Locally, multi-coloured model mausoleums, or Mosque-shaped model tombs known as Tadjahs (Ta’zieh), are used to display the symbolic part of this commemoration.
They are built and paraded, to the rhythm and staccato of pulsating drumming, its musicians having to undergo a stringent spiritual cleansing at least a month before Hosay begins with Flag Night.
Generally, Hosay lasts for ten days and is observed in accordance with the Islamic lunar calendar and in line with ten days Ashura commemorated by Shia Muslims throughout the world.
The last four days are the most popular as the first six days are days of fasting, prayer and building of the “Tadjahs” and “Moons.”

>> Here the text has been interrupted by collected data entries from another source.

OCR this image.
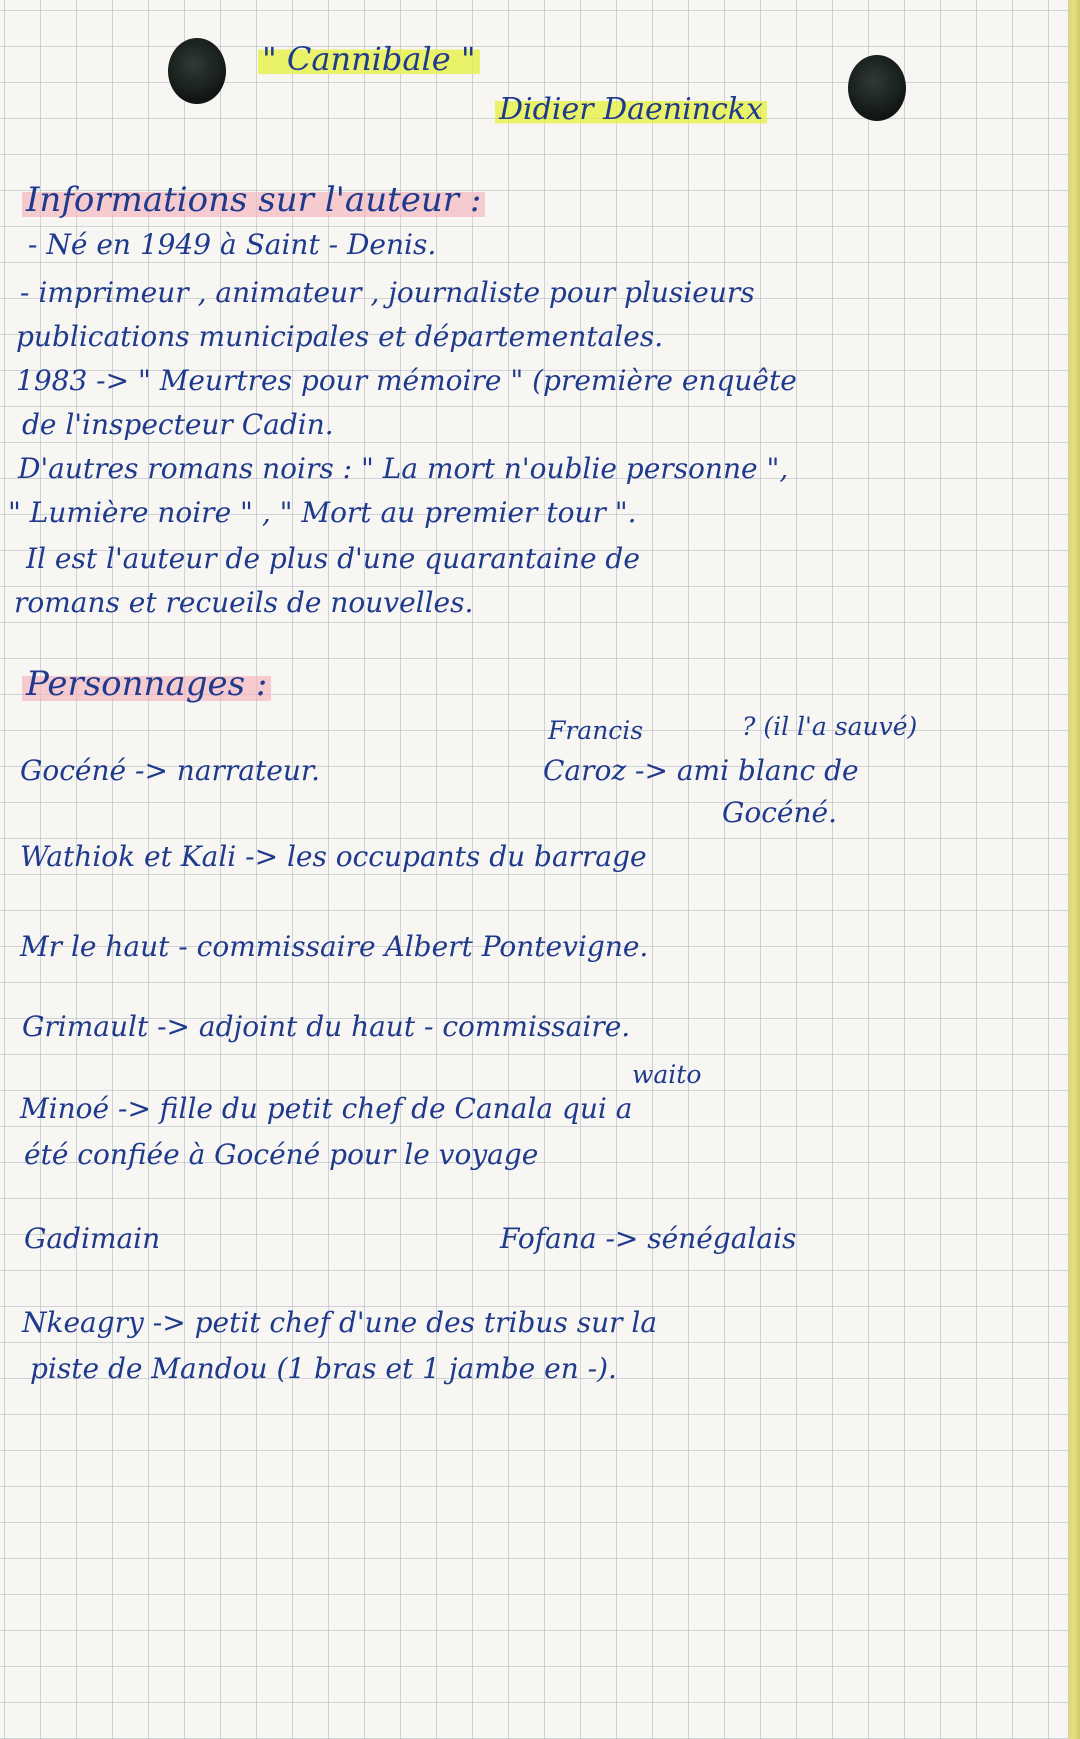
" Cannibale "
Didier Daeninckx
Informations sur l'auteur :
- Né en 1949 à Saint - Denis.
- imprimeur , animateur , journaliste pour plusieurs
publications municipales et départementales.
1983 -> " Meurtres pour mémoire " (première enquête
de l'inspecteur Cadin.
D'autres romans noirs : " La mort n'oublie personne ",
" Lumière noire " , " Mort au premier tour ".
Il est l'auteur de plus d'une quarantaine de
romans et recueils de nouvelles.
Personnages :
Francis	? (il l'a sauvé)
Gocéné -> narrateur.	Caroz -> ami blanc de
Gocéné.
Wathiok et Kali -> les occupants du barrage
Mr le haut - commissaire Albert Pontevigne.
Grimault -> adjoint du haut - commissaire.
waito
Minoé -> fille du petit chef de Canala qui a
été confiée à Gocéné pour le voyage
Gadimain	Fofana -> sénégalais
Nkeagry -> petit chef d'une des tribus sur la
piste de Mandou (1 bras et 1 jambe en -).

In San Fernando, thousands coming from the various surrounding sugar plantations, participated in Hosay in the south.
But during the infamous Hosay Massacre on Thursday, October 30, 1884, under British rule, shots fired by the police to disperse the procession left 22 participants dead.
Their bodies are buried in various spots in San Fernando, one being the corner of Mucurapo and Keate Streets.
So, the Massacre brought the glory days of San Fernando Hosay to a climax with the two main centres of activities now being St James and Cedros.
Only in Cedros are the tadjahs, which represent mausoleums, are taken wholly into the sea, as they are made primarily of styrofoam which is none biodegradable. Materials used are taken back to the shore immediately after the ritual is performed at sea.